Book No 31 (2014) : The Rosie Project

the rosie projectDr.Don Tillman likes to be organised. He has a tight schedule, orchestrated to the exact minute – it takes ‘three minutes, twenty seconds’ to have a shower, unless he washes in hair, ‘in which case it takes an extra minute and twelve seconds’. (The extra time is because he has to leave the conditioner on for sixty seconds). He operates a Standardised Meal Plan (Lobster on Tuesdays  – hence the cover pic) and changes to his routine flummox and unsettle him. As a geneticist, he finds scientific explanations reassuring and his literal interpretations of situations make life difficult for him, both at work and in his personal life. Despite his ordered existence, Don would like to be in a relationship and so he devises The Wife Project, a systematic approach to finding the perfect partner. Rosie doesn’t tick any of the right boxes, but she is the most beautiful woman in the world. Don’s dating programme results in a whole host of hilarious situations, as he tries to re-assess his priorities, address his social awkwardness and win Rosie’s hand.

There is a suggestion that Don might be an ‘Aspie’, (has Aspergers Syndrome), but the author readily admits that he didn’t carry out any research into autistic spectrum disorders at all. Don is quirky and Rosie is the perfect contrast.
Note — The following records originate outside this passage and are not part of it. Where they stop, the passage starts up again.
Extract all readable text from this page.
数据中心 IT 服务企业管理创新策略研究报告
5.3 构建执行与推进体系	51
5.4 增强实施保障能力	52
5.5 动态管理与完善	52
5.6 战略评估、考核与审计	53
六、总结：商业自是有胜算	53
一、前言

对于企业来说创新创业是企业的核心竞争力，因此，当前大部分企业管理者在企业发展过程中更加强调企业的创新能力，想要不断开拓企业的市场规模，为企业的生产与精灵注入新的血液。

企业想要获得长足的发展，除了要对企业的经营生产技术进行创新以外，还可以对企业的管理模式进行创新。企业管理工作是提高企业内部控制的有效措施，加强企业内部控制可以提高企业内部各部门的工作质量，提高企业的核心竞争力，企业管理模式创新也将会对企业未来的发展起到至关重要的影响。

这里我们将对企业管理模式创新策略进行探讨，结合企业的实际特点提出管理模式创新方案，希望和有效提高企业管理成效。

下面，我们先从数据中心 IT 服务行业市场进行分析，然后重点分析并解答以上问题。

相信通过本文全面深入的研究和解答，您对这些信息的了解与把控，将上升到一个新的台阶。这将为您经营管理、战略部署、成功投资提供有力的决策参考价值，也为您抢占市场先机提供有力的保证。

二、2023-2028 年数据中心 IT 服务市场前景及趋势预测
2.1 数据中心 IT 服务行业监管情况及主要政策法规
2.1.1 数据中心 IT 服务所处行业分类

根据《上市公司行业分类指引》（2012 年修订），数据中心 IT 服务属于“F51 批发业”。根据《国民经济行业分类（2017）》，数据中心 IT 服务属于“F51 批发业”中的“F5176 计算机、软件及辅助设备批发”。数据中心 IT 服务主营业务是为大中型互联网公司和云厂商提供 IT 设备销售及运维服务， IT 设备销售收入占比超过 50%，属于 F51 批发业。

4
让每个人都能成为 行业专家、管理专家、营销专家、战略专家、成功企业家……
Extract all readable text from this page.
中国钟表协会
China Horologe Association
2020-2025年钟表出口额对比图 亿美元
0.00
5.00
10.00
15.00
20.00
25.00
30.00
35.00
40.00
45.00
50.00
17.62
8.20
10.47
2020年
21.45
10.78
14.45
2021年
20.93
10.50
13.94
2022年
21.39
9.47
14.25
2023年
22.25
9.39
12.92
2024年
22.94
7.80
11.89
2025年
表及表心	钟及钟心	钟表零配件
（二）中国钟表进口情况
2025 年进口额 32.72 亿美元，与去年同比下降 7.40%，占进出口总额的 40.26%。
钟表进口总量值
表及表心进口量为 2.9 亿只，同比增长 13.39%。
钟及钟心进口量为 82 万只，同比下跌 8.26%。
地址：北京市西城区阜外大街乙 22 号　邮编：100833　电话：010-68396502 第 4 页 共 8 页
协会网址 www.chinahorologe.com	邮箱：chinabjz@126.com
This is a popular book at the moment and it’s easy to see why. It’s very, very funny – witty dialogue, slapstick situations. I read it as a Book Club choice and when we met to discuss it, we had just as much fun! We amused ourselves by firstly trying to cast the film using famous actors – we settled upon Colin Firth and Natalie Imbruglia as Don and Rosie. After a few more glasses of Prosecco, we had even more fun casting them using people we know. Cruel? Possibly. But if you know me, I bet you can’t help wondering whether I have you tagged as the next Don Tillman?!